The crash also added to a familiar pattern in Los Angeles, where late-night speeding and impaired-driving investigations often collide with dense residential streets lined with parked cars. In this case, the geography mattered. Colfax Avenue runs through a neighborhood where homes sit close to the street, driveways open directly onto the roadway and a fast-moving car can travel only a short distance before hitting parked vehicles, fences or houses. That made the chain of damage visible in a compact area: the stopped Camry, the two pedestrians, the parked cars and the damaged home all became part of a single crime scene. The three survivors inside the Camry escaped with minor injuries, but their accounts may become central to explaining the seconds before impact, including how long the car had been stopped and whether there was any warning before the Acura arrived. For the victims’ families, the next steps are likely to move slowly, beginning with identification, notification and the formal court process.

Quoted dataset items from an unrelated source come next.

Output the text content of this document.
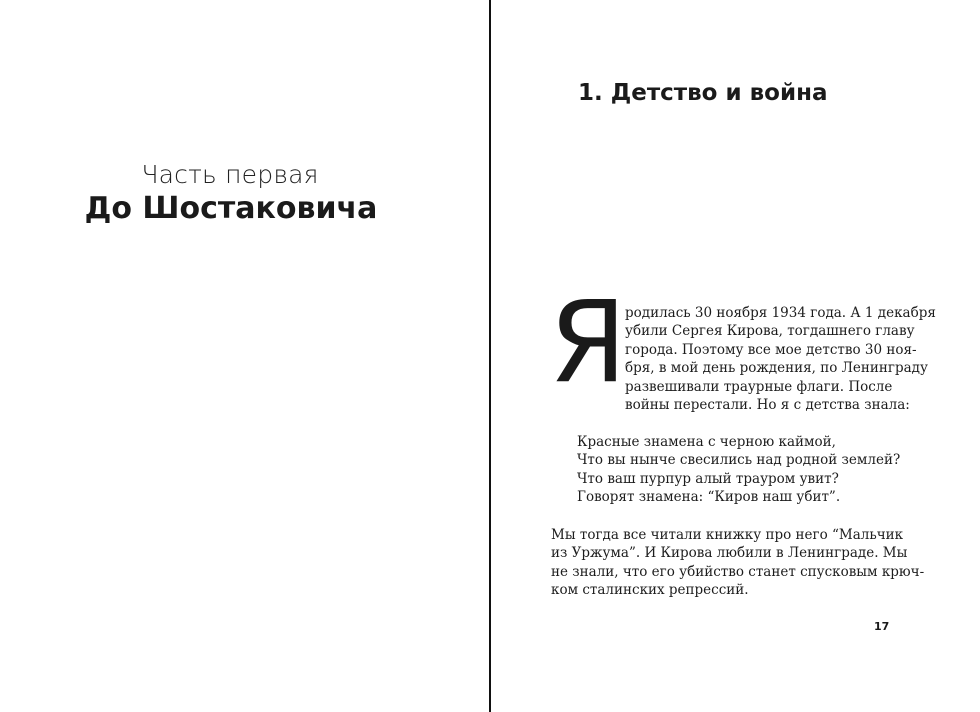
Часть первая
До Шостаковича
1. Детство и война
Я
родилась 30 ноября 1934 года. А 1 декабря
убили Сергея Кирова, тогдашнего главу
города. Поэтому все мое детство 30 ноя-
бря, в мой день рождения, по Ленинграду
развешивали траурные флаги. После
войны перестали. Но я с детства знала:
Красные знамена с черною каймой,
Что вы нынче свесились над родной землей?
Что ваш пурпур алый трауром увит?
Говорят знамена: “Киров наш убит”.
Мы тогда все читали книжку про него “Мальчик
из Уржума”. И Кирова любили в Ленинграде. Мы
не знали, что его убийство станет спусковым крюч-
ком сталинских репрессий.
17
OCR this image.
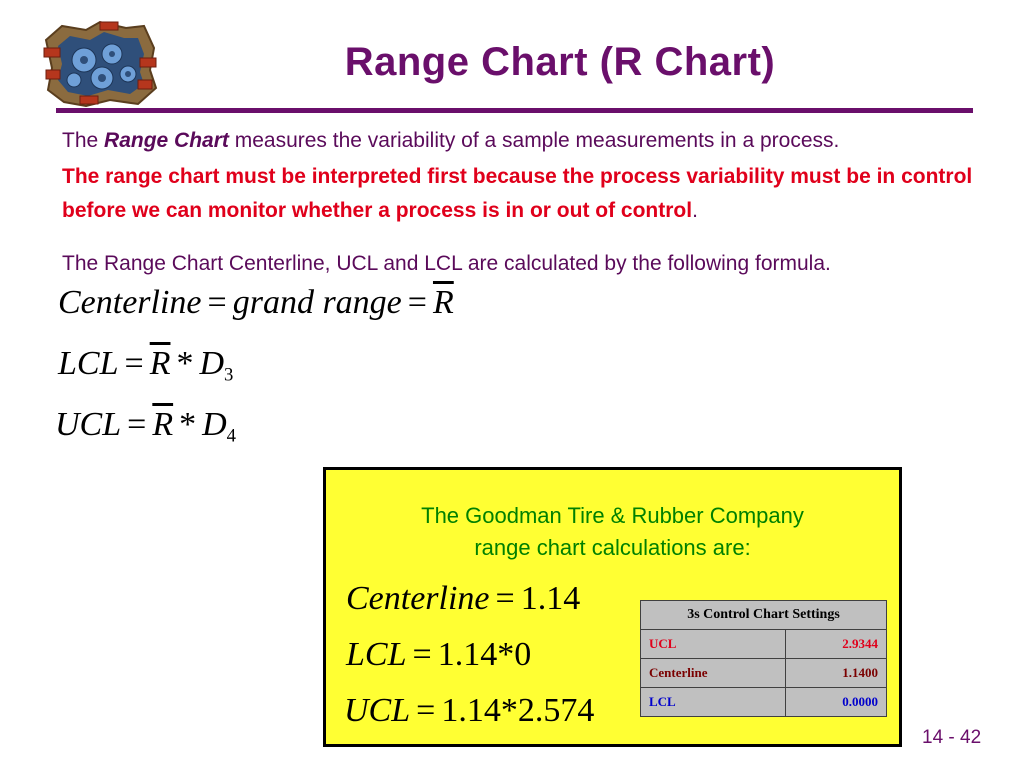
Range Chart (R Chart)
The Range Chart measures the variability of a sample measurements in a process.
The range chart must be interpreted first because the process variability must be in control before we can monitor whether a process is in or out of control.
The Range Chart Centerline, UCL and LCL are calculated by the following formula.
Centerline = grand range = $\overline{R}$
LCL = $\overline{R} * D_3$
UCL = $\overline{R} * D_4$
The Goodman Tire & Rubber Company
range chart calculations are:
Centerline = 1.14
LCL = 1.14*0
UCL = 1.14*2.574
3s Control Chart Settings	
UCL	2.9344
Centerline	1.1400
LCL	0.0000
14 - 42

By Sunday night, the immediate facts were clearer than the broader unanswered questions. Police say the sequence began with a speeding Acura and ended with two deaths, three minor injuries and severe property damage on a North Hollywood block. What remains unknown is the full evidence behind the DUI allegation, the reason the Camry had stopped there, and whether prosecutors will keep the case at two murder counts or reshape it as the investigation develops. For neighbors, the memory was already fixed by the violence of the sound and the sight of wrecked cars against a home. For investigators, the next milestone is the filing decision and the first court appearance, once one is scheduled.
Author note: Last updated April 13, 2026.